Single-family new-home sales rose 8.3 percent in June to the highest level since May 2008, the United State Department of Commerce reported. Sales were up 38.1 percent from a year earlier — the largest year-over-year increase since January 1992.

“The takeaway from this report is that the housing recovery is solidly on track and isn’t going to be derailed by slightly higher mortgage rates,” said David Crowe, chief economist of the National Association of Home Builders, in a statement. “After years of fence-sitting, buyers are back and are ready to move forward with an investment in homeownership.”

Existing-home sales nationwide dipped 1.2 percent from May to June but were 15.2 percent higher than a year ago, continuing a two-year trend of year-over-year sales increases, according to figures from the National Association of Realtors.

June home prices, meanwhile, were up 13.5 percent from a year ago, marking 16 consecutive months of year-over-year price gains.

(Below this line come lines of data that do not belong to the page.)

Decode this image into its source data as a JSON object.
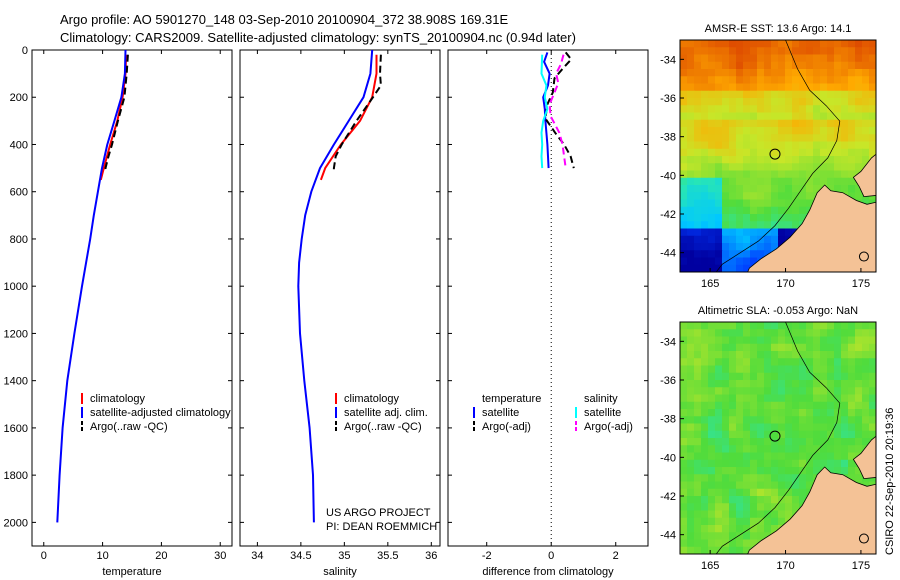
{
  "header": {
    "line1": "Argo profile: AO 5901270_148 03-Sep-2010 20100904_372 38.908S 169.31E",
    "line2": "Climatology: CARS2009. Satellite-adjusted climatology: synTS_20100904.nc (0.94d later)"
  },
  "stamp": "CSIRO 22-Sep-2010 20:19:36",
  "colors": {
    "climatology": "#ff0000",
    "satellite": "#0000ff",
    "argo": "#000000",
    "salinity_satellite": "#00ffff",
    "salinity_argo": "#ff00ff",
    "land": "#f4c296",
    "deep_sea": "#0a2a9a"
  },
  "chart_data": [
    {
      "id": "temperature",
      "type": "line",
      "xlabel": "temperature",
      "xlim": [
        -2,
        32
      ],
      "ylim": [
        0,
        2100
      ],
      "y_reversed": true,
      "xticks": [
        "0",
        "10",
        "20",
        "30"
      ],
      "yticks": [
        "0",
        "200",
        "400",
        "600",
        "800",
        "1000",
        "1200",
        "1400",
        "1600",
        "1800",
        "2000"
      ],
      "legend": [
        "climatology",
        "satellite-adjusted climatology",
        "Argo(..raw -QC)"
      ],
      "series": [
        {
          "name": "climatology",
          "color": "#ff0000",
          "dash": "",
          "depth": [
            20,
            100,
            200,
            300,
            400,
            500,
            550
          ],
          "values": [
            14.0,
            13.9,
            13.4,
            12.5,
            11.3,
            10.2,
            9.7
          ]
        },
        {
          "name": "satellite-adjusted climatology",
          "color": "#0000ff",
          "dash": "",
          "depth": [
            0,
            100,
            200,
            300,
            400,
            500,
            600,
            700,
            800,
            900,
            1000,
            1200,
            1400,
            1600,
            1800,
            2000
          ],
          "values": [
            13.9,
            13.8,
            13.2,
            12.0,
            10.8,
            9.9,
            9.2,
            8.5,
            7.9,
            7.2,
            6.5,
            5.2,
            4.0,
            3.2,
            2.7,
            2.3
          ]
        },
        {
          "name": "Argo(..raw -QC)",
          "color": "#000000",
          "dash": "7 4",
          "depth": [
            20,
            100,
            200,
            300,
            400,
            450,
            500,
            510
          ],
          "values": [
            14.3,
            14.1,
            13.7,
            12.6,
            11.6,
            11.0,
            10.5,
            10.6
          ]
        }
      ]
    },
    {
      "id": "salinity",
      "type": "line",
      "xlabel": "salinity",
      "xlim": [
        33.8,
        36.1
      ],
      "ylim": [
        0,
        2100
      ],
      "y_reversed": true,
      "xticks": [
        "34",
        "34.5",
        "35",
        "35.5",
        "36"
      ],
      "yticks": [],
      "legend": [
        "climatology",
        "satellite adj. clim.",
        "Argo(..raw -QC)"
      ],
      "annotation": [
        "US ARGO PROJECT",
        "PI: DEAN ROEMMICH"
      ],
      "series": [
        {
          "name": "climatology",
          "color": "#ff0000",
          "dash": "",
          "depth": [
            20,
            100,
            200,
            300,
            400,
            500,
            550
          ],
          "values": [
            35.37,
            35.37,
            35.32,
            35.18,
            34.96,
            34.78,
            34.73
          ]
        },
        {
          "name": "satellite adj. clim.",
          "color": "#0000ff",
          "dash": "",
          "depth": [
            0,
            100,
            200,
            300,
            400,
            500,
            600,
            700,
            800,
            900,
            1000,
            1200,
            1400,
            1600,
            1800,
            2000
          ],
          "values": [
            35.32,
            35.3,
            35.22,
            35.05,
            34.88,
            34.72,
            34.62,
            34.55,
            34.51,
            34.48,
            34.47,
            34.49,
            34.54,
            34.6,
            34.64,
            34.65
          ]
        },
        {
          "name": "Argo(..raw -QC)",
          "color": "#000000",
          "dash": "7 4",
          "depth": [
            20,
            100,
            150,
            200,
            300,
            400,
            450,
            500,
            510
          ],
          "values": [
            35.42,
            35.41,
            35.42,
            35.33,
            35.14,
            34.97,
            34.9,
            34.88,
            34.88
          ]
        }
      ]
    },
    {
      "id": "difference",
      "type": "line",
      "xlabel": "difference from climatology",
      "xlim": [
        -3.2,
        3.0
      ],
      "ylim": [
        0,
        2100
      ],
      "y_reversed": true,
      "xticks": [
        "-2",
        "0",
        "2"
      ],
      "yticks": [],
      "legend_headers": [
        "temperature",
        "salinity"
      ],
      "legend": [
        "satellite",
        "Argo(-adj)",
        "satellite",
        "Argo(-adj)"
      ],
      "series": [
        {
          "name": "temperature satellite",
          "color": "#0000ff",
          "dash": "",
          "depth": [
            10,
            50,
            100,
            150,
            200,
            250,
            300,
            350,
            400,
            450,
            500
          ],
          "values": [
            -0.12,
            -0.22,
            -0.05,
            -0.1,
            -0.25,
            -0.2,
            -0.18,
            -0.15,
            -0.12,
            -0.1,
            -0.08
          ]
        },
        {
          "name": "temperature Argo(-adj)",
          "color": "#000000",
          "dash": "7 4",
          "depth": [
            10,
            40,
            80,
            120,
            180,
            230,
            290,
            350,
            400,
            450,
            500
          ],
          "values": [
            0.45,
            0.62,
            0.35,
            0.1,
            0.05,
            -0.12,
            -0.18,
            0.12,
            0.4,
            0.6,
            0.7
          ]
        },
        {
          "name": "salinity satellite",
          "color": "#00ffff",
          "dash": "",
          "depth": [
            20,
            100,
            150,
            200,
            250,
            300,
            350,
            400,
            450,
            500
          ],
          "values": [
            -0.28,
            -0.3,
            -0.15,
            -0.2,
            -0.12,
            -0.25,
            -0.3,
            -0.28,
            -0.3,
            -0.28
          ]
        },
        {
          "name": "salinity Argo(-adj)",
          "color": "#ff00ff",
          "dash": "7 4",
          "depth": [
            20,
            60,
            100,
            140,
            180,
            230,
            280,
            350,
            400,
            450,
            500
          ],
          "values": [
            0.38,
            0.3,
            0.15,
            0.22,
            0.1,
            -0.05,
            -0.02,
            0.25,
            0.35,
            0.4,
            0.45
          ]
        }
      ]
    },
    {
      "id": "sst_map",
      "type": "heatmap",
      "title": "AMSR-E SST: 13.6 Argo: 14.1",
      "xlim": [
        163,
        176
      ],
      "ylim": [
        -45,
        -33
      ],
      "xticks": [
        "165",
        "170",
        "175"
      ],
      "yticks": [
        "-34",
        "-36",
        "-38",
        "-40",
        "-42",
        "-44"
      ],
      "marker": {
        "lon": 169.3,
        "lat": -38.9
      }
    },
    {
      "id": "sla_map",
      "type": "heatmap",
      "title": "Altimetric SLA: -0.053 Argo: NaN",
      "xlim": [
        163,
        176
      ],
      "ylim": [
        -45,
        -33
      ],
      "xticks": [
        "165",
        "170",
        "175"
      ],
      "yticks": [
        "-34",
        "-36",
        "-38",
        "-40",
        "-42",
        "-44"
      ],
      "marker": {
        "lon": 169.3,
        "lat": -38.9
      }
    }
  ]
}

“Affordability conditions remain favorable in most of the country, and we’re still dealing with a large pent-up demand,” said NAR chief economist Lawrence Yun, in a statement. “However, higher mortgage interest rates will bite into high-cost regions of California, Hawaii and the New York City metro area market.”

San Francisco and Oakland led the nation in rising rents during the second quarter of 2013, climbing 7.8 and 6.9 percent, respectively, according to market-research firm MPF Research.

Rising rents make rental properties especially attractive to investors, according to the website Realty Times, which reported on the MPF Research data.

“The rental increases have developers breaking ground on new projects in these hotbeds while investors are seeking to pick up everything from apartment buildings to existing single-family homes to rent,” RealtyTimes stated.